The structures survived a 9.0 earthquake. It was on old design nobody is even remotely considering and I’m not too worried about tsunamis in Ohio. Certainly the modern Westinghouse design that doesn’t rely on any recirculating pumps (as a last resort) suits our modern needs without the same level of risk.

And yes, lobbyists actually write legislation because unlike members of congress who are trained in nothing beyond a law degree, they represent industries that know what they’re doing. I pay money for lobbyists to represent me so I don’t get screwed by bad legislation. Congress relies on the input and expertise of people in the field.

You may be right that both the pressure vessels and containments are no longer intact, but I doubt it. Last I checked, containments and vessels were holding pressure. They have been periodically venting steam from inside the pressure vessels (where the reactor cores are) into the containments, and from the containments into the outside world, since the start. So there have been repeated deliberate “core breaches” releasing cesium, iodine and everything else you’d expect, but describing the current containment status as “the cores are open” is a real leap.

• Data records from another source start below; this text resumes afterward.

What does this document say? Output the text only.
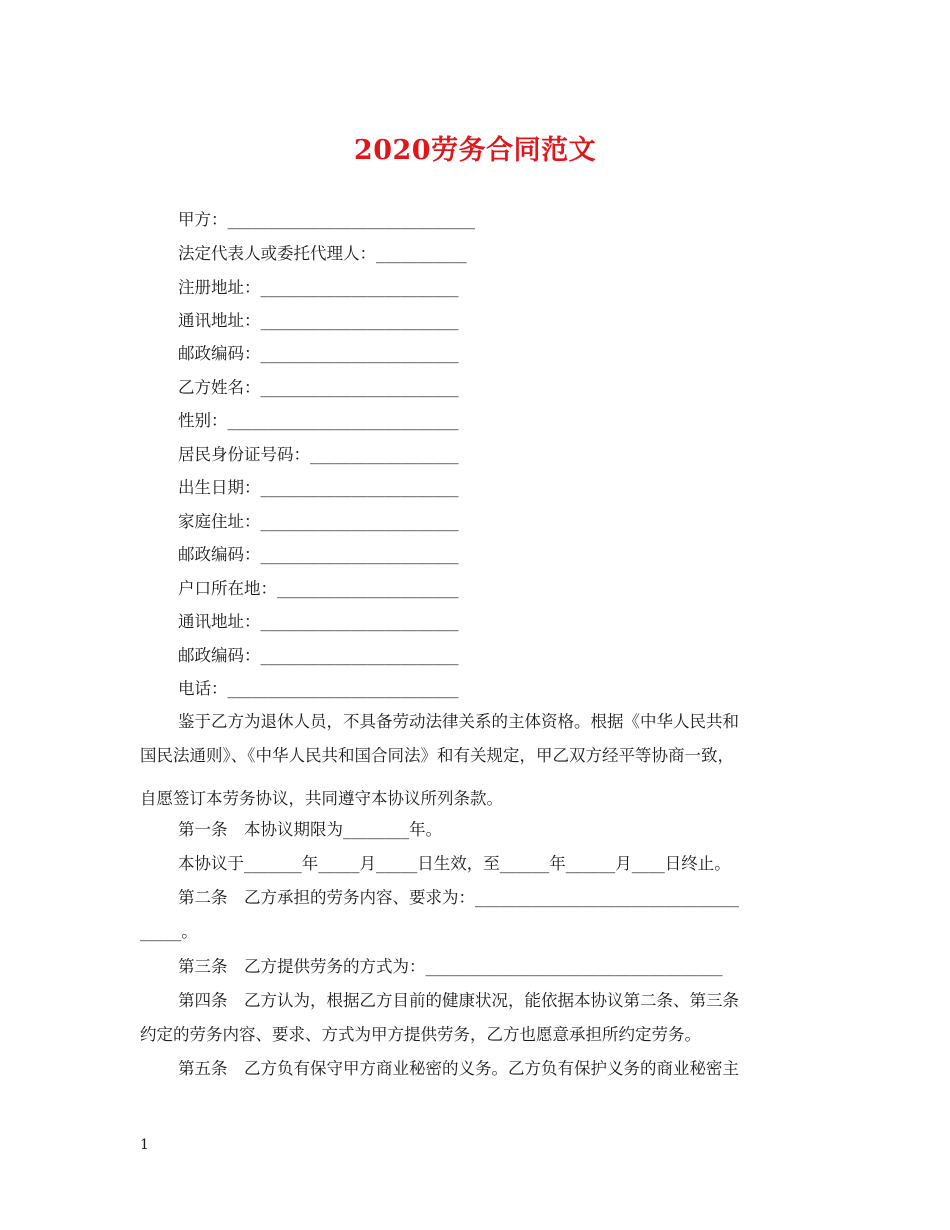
2020劳务合同范文
甲方：______________________________
法定代表人或委托代理人：___________
注册地址：________________________
通讯地址：________________________
邮政编码：________________________
乙方姓名：________________________
性别：____________________________
居民身份证号码：__________________
出生日期：________________________
家庭住址：________________________
邮政编码：________________________
户口所在地：______________________
通讯地址：________________________
邮政编码：________________________
电话：____________________________
鉴于乙方为退休人员，不具备劳动法律关系的主体资格。根据《中华人民共和
国民法通则》、《中华人民共和国合同法》和有关规定，甲乙双方经平等协商一致，
自愿签订本劳务协议，共同遵守本协议所列条款。
第一条　本协议期限为________年。
本协议于_______年_____月_____日生效，至______年______月____日终止。
第二条　乙方承担的劳务内容、要求为：________________________________
_____。
第三条　乙方提供劳务的方式为：____________________________________
第四条　乙方认为，根据乙方目前的健康状况，能依据本协议第二条、第三条
约定的劳务内容、要求、方式为甲方提供劳务，乙方也愿意承担所约定劳务。
第五条　乙方负有保守甲方商业秘密的义务。乙方负有保护义务的商业秘密主
1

How well the reactor buildings themselves survived the earthquake and tsunami will come out during the post-mortem on all this. It is entirely possible that if the recommended 1990’s modification of fitting hard vents to the toruses had been performed on these reactors, there would have been no venting into the building, no hydrogen explosions, and personnel would have been free to walk around on the fuel pool decks, checking spent fuel pool water levels visually and topping them up directly with hoses.

The reactors may have physically survived the earthquake AND the tsunami just fine. Their ability to survive a prolonged station blackout was poor.

I ran across a pdf of a short Tepco slide presentation about an integrity inspection of dry storage casks and spent fuels at Fukushima power station, as of March 2010.

It has a couple nice illustrations, especially of the common storage pool they added, and worth looking at just for that.

As of last March, Fukushima had 1760 tons of spent fuel, in about 9700 spent fuel assemblies. They have 408 assemblies in dry cask, and generate about 700 spent fuel assemblies per year.

If we assume they’ve generated more spent fuel assemblies since the inspection, that’s basically 10,000 fuel assemblies. Full capacity is 15,558 assemblies.

In case there’s disagreement about the amount of spent fuel at Fukushima, I think this is a pretty good reference for that.